The distribution function of $Y$ is$$F_Y(y)=P(Y\le y)=P(|X|\le y)=\begin{cases}0,&y\le0\\P(-y\le X\le y),&y>0\end{cases}$$The PDF of $Y$ is $0$ for $y<0$. Using $P(-y\le X\le y)=F_X(y)-F_X(-y)$ where $F_X(x)$ is the distribution function of $X$, we get for $y>0$,$$f_Y(y)=f_X(y)+f_x(-y)=2f_x(y)$$which is the PDF of exponential distribution.

Answer 2

The error in your approach is that $h^{-1}$ is not well-defined: for every input $x$, there are two values $y$ (they are $\pm x$) such that $h(y) = x$. If I remember correctly, whether or not $|X|$ is increasing is not really relevant; instead, what is relevant is whether the transformation $h^{-1}$ is increasing (because this is a sufficient condition for invertibility).

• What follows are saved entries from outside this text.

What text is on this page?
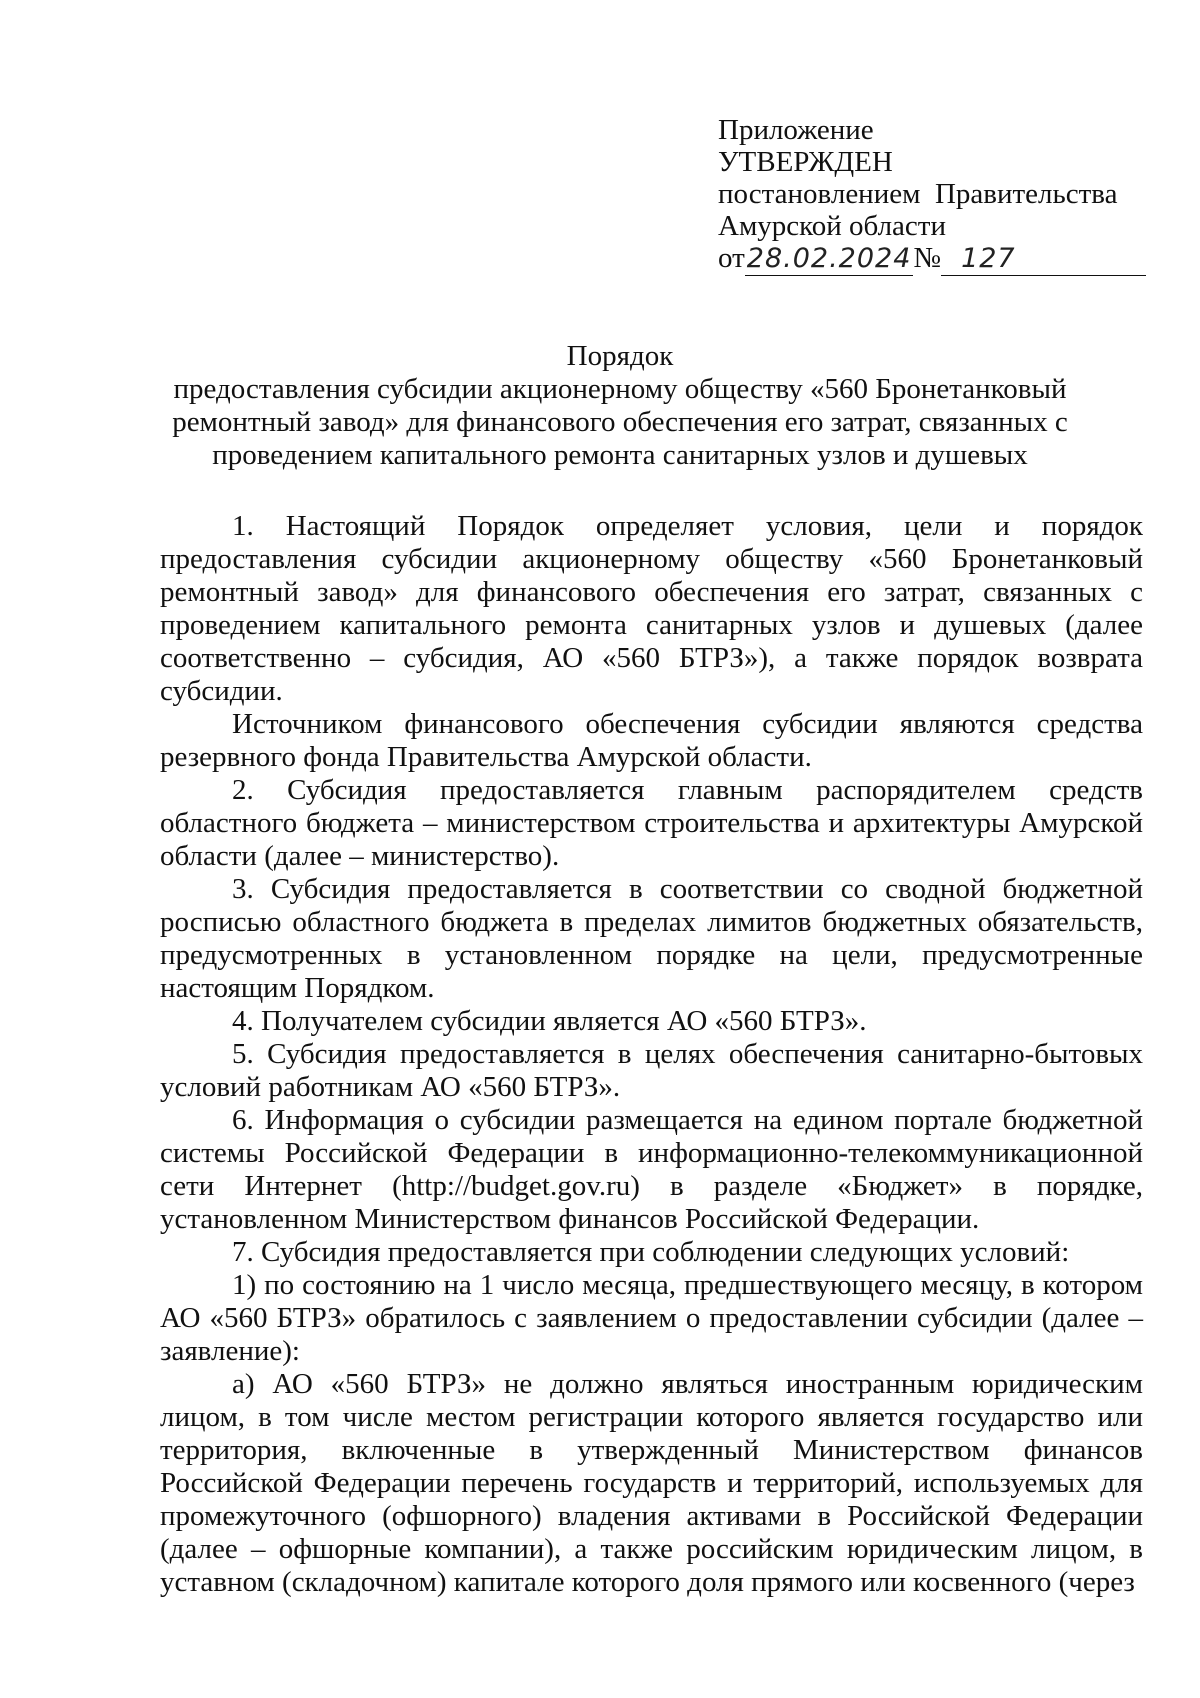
Приложение
УТВЕРЖДЕН
постановлением  Правительства
Амурской области
от28.02.2024№ 127
Порядок
предоставления субсидии акционерному обществу «560 Бронетанковый ремонтный завод» для финансового обеспечения его затрат, связанных с проведением капитального ремонта санитарных узлов и душевых

1.   Настоящий   Порядок   определяет   условия,   цели   и   порядок предоставления субсидии акционерному обществу «560 Бронетанковый ремонтный завод» для финансового обеспечения его затрат, связанных с проведением капитального ремонта санитарных узлов и душевых (далее соответственно – субсидия, АО «560 БТРЗ»), а также порядок возврата субсидии.

Источником финансового обеспечения субсидии являются средства резервного фонда Правительства Амурской области.

2.   Субсидия   предоставляется   главным   распорядителем   средств областного бюджета – министерством строительства и архитектуры Амурской области (далее – министерство).

3. Субсидия предоставляется в соответствии со сводной бюджетной росписью областного бюджета в пределах лимитов бюджетных обязательств, предусмотренных в установленном порядке на цели, предусмотренные настоящим Порядком.

4. Получателем субсидии является АО «560 БТРЗ».

5. Субсидия предоставляется в целях обеспечения санитарно-бытовых условий работникам АО «560 БТРЗ».

6. Информация о субсидии размещается на едином портале бюджетной системы Российской Федерации в информационно-телекоммуникационной сети Интернет (http://budget.gov.ru) в разделе «Бюджет» в порядке, установленном Министерством финансов Российской Федерации.

7. Субсидия предоставляется при соблюдении следующих условий:

1) по состоянию на 1 число месяца, предшествующего месяцу, в котором АО «560 БТРЗ» обратилось с заявлением о предоставлении субсидии (далее – заявление):

а) АО «560 БТРЗ» не должно являться иностранным юридическим лицом, в том числе местом регистрации которого является государство или территория, включенные в утвержденный Министерством финансов Российской Федерации перечень государств и территорий, используемых для промежуточного (офшорного) владения активами в Российской Федерации (далее – офшорные компании), а также российским юридическим лицом, в уставном (складочном) капитале которого доля прямого или косвенного (через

Think of $f_{X} (x) dx = P(X \in [x - dx / 2, x + dx / 2])$ for some infinitesimal $dx$. Then the event $|X| \in [x - dx / 2, x + dx / 2]$ corresponds to $X \in [-x - dx / 2, -x + dx / 2]$ or $X \in [x - dx / 2, x + dx / 2]$, which we know have probabilities $f_X(-x)dx$ and $f_X(x)dx$, respectively. Thus, $$f_{|X|} (x) = \begin{cases} 2 f_X(x) & x \geq 0 \\ 0 & x < 0 \end{cases}$$ You should notice that this is exactly the density function of $\text{Expon}(\lambda)$.